Par la suite, il semblerait que Griffintown devenu Condoland dût servir de prototype à d’autres aménagements. Partout depuis, s’exhibe cette même verticalisation de l’absence. La hauteur de ces tours est en raison inverse de celle des plafonds qui y prosternent l’existence ; et le propriétaire en pâtit toujours silencieusement. La chambre de Jean Leloup semble préférable à chacun de ces nids de cadres. Imagine-t-on vivre dans le HLM de Renaud avec le couplet du jeune dynamique répété sur 200 « unités  d’habitation » ? Car ces prismes désastreux ressemblent beaucoup aux bâtiments que les gouvernements conçurent jadis pour les classes indigentes et laborieuses. Seulement, ils ont pour eux le lustre de la nouveauté et, très rarement, quelque fugace aménité. Le propriétaire peine à saisir ce clin d’œil que lui adresse l’Histoire.

Montréal est érigée sur un immense cimetière « indien » d’abord, prolétarien ensuite. Sous son « ciel colonial » (Aquin), quelques apaches ravivent cette hantise, ébréchant nuitamment les symboles de la gentrification. Des initiatives plus diurnes paraissent porteuses. Après 10 ans de lutte, le Bâtiment 7 à Pointe Saint-Charles est sur le point d’ouvrir ses portes. La Passe a trouvé ses nouveaux quartiers dans une des dizaines d’églises désertées de l’Île. Kabane77 demeure jouable et les réactions absurdes de la Ville confirment notamment l’intérêt du projet. Il y a aussi chlag.info qui se propose d’enquêter sur la gentrification à Hochelaga et d’animer sa critique. Nous reprenons d’ailleurs sur littoral la somme des trois parties d’une analyse du discours de la Société de développement commercial (SDC).
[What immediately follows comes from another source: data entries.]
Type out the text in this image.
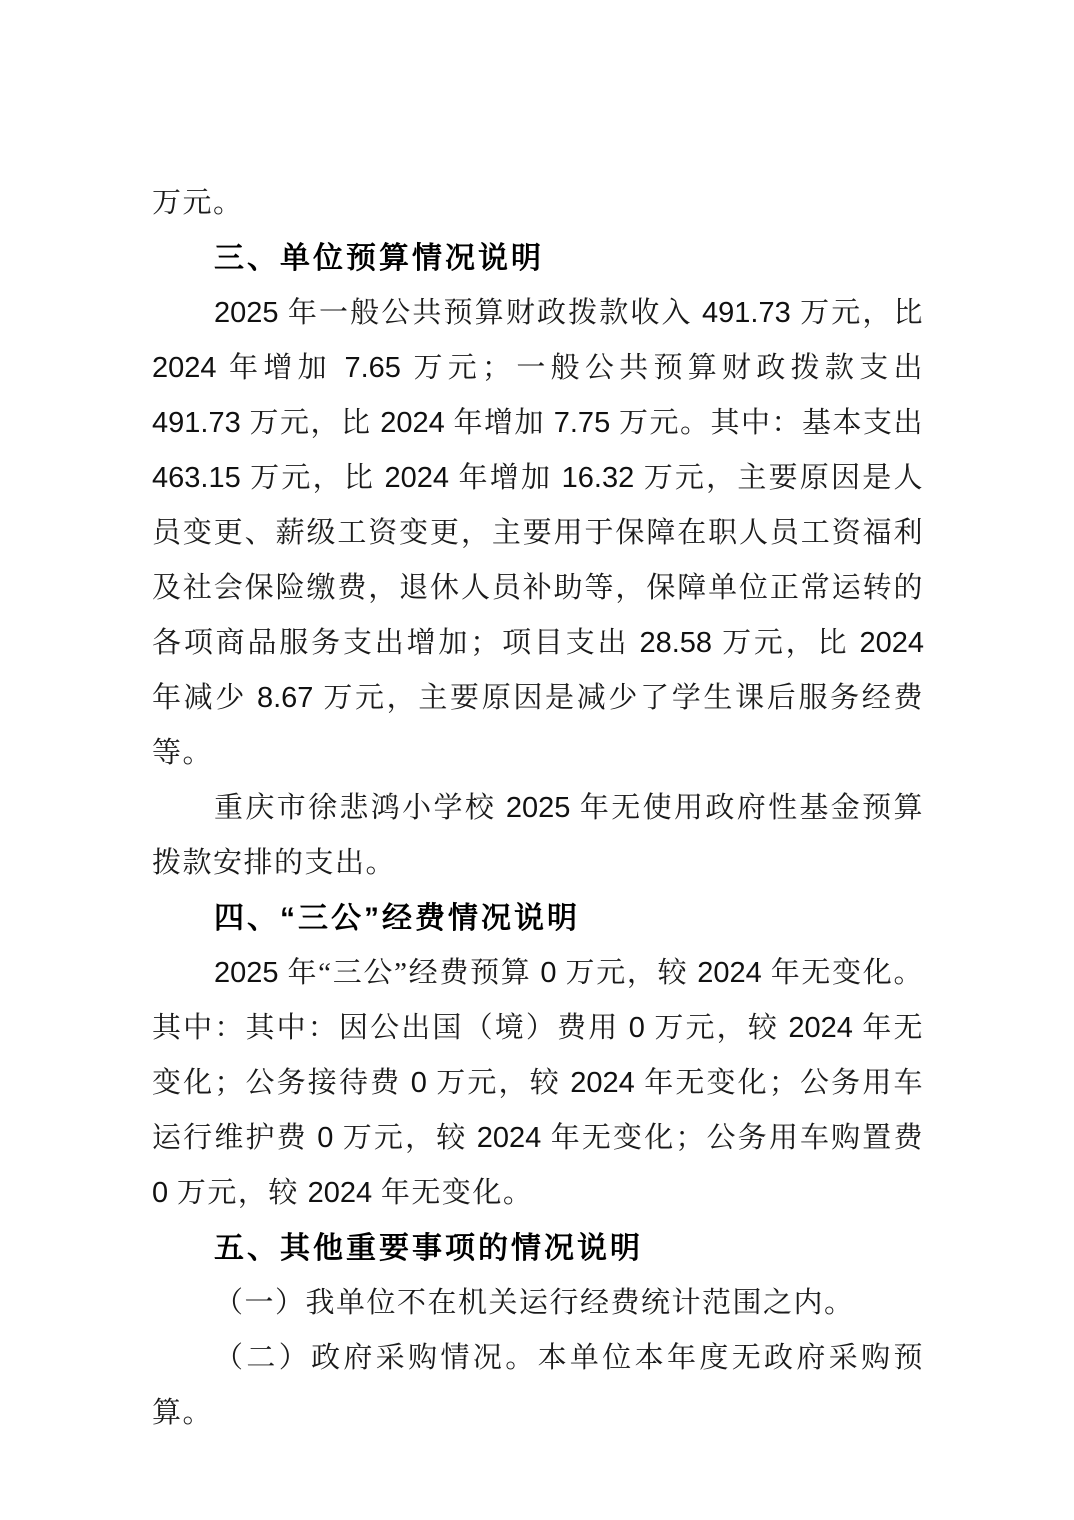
万元。

三、单位预算情况说明

2025 年一般公共预算财政拨款收入 491.73 万元，比 2024 年增加 7.65 万元；一般公共预算财政拨款支出 491.73 万元，比 2024 年增加 7.75 万元。其中：基本支出 463.15 万元，比 2024 年增加 16.32 万元，主要原因是人员变更、薪级工资变更，主要用于保障在职人员工资福利及社会保险缴费，退休人员补助等，保障单位正常运转的各项商品服务支出增加；项目支出 28.58 万元，比 2024 年减少 8.67 万元，主要原因是减少了学生课后服务经费等。

重庆市徐悲鸿小学校 2025 年无使用政府性基金预算拨款安排的支出。

四、“三公”经费情况说明

2025 年“三公”经费预算 0 万元，较 2024 年无变化。其中：其中：因公出国（境）费用 0 万元，较 2024 年无变化；公务接待费 0 万元，较 2024 年无变化；公务用车运行维护费 0 万元，较 2024 年无变化；公务用车购置费 0 万元，较 2024 年无变化。

五、其他重要事项的情况说明

（一）我单位不在机关运行经费统计范围之内。

（二）政府采购情况。本单位本年度无政府采购预算。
Aussi de nouveaux terrains de lutte émergent. Radio-Canada, ce grand ami du public — ce fleuron habermassien ! — a vendu à un promoteur comme si de rien n’était l’ancienne enceinte du Faubourg à m’lasse. Ce même terrain où, non sans avoir préalablement rasé un quartier populaire, elle planta son hideuse « Maison » il y a 40 ans à peine. On peut compter sur ces journalistes pour que tout soit fait dans la nuit et sur la pointe des pieds. C’est que la politique du fait accompli ne passe pas de mode, contrairement à tous ces condos.

Au milieu des nouveaux no man’s land, une question nous habite : et si les quartiers réapparaissaient ?
 
 


 
À voir, le documentaire Griffintown de Michel Régnier (1972, 26 min.)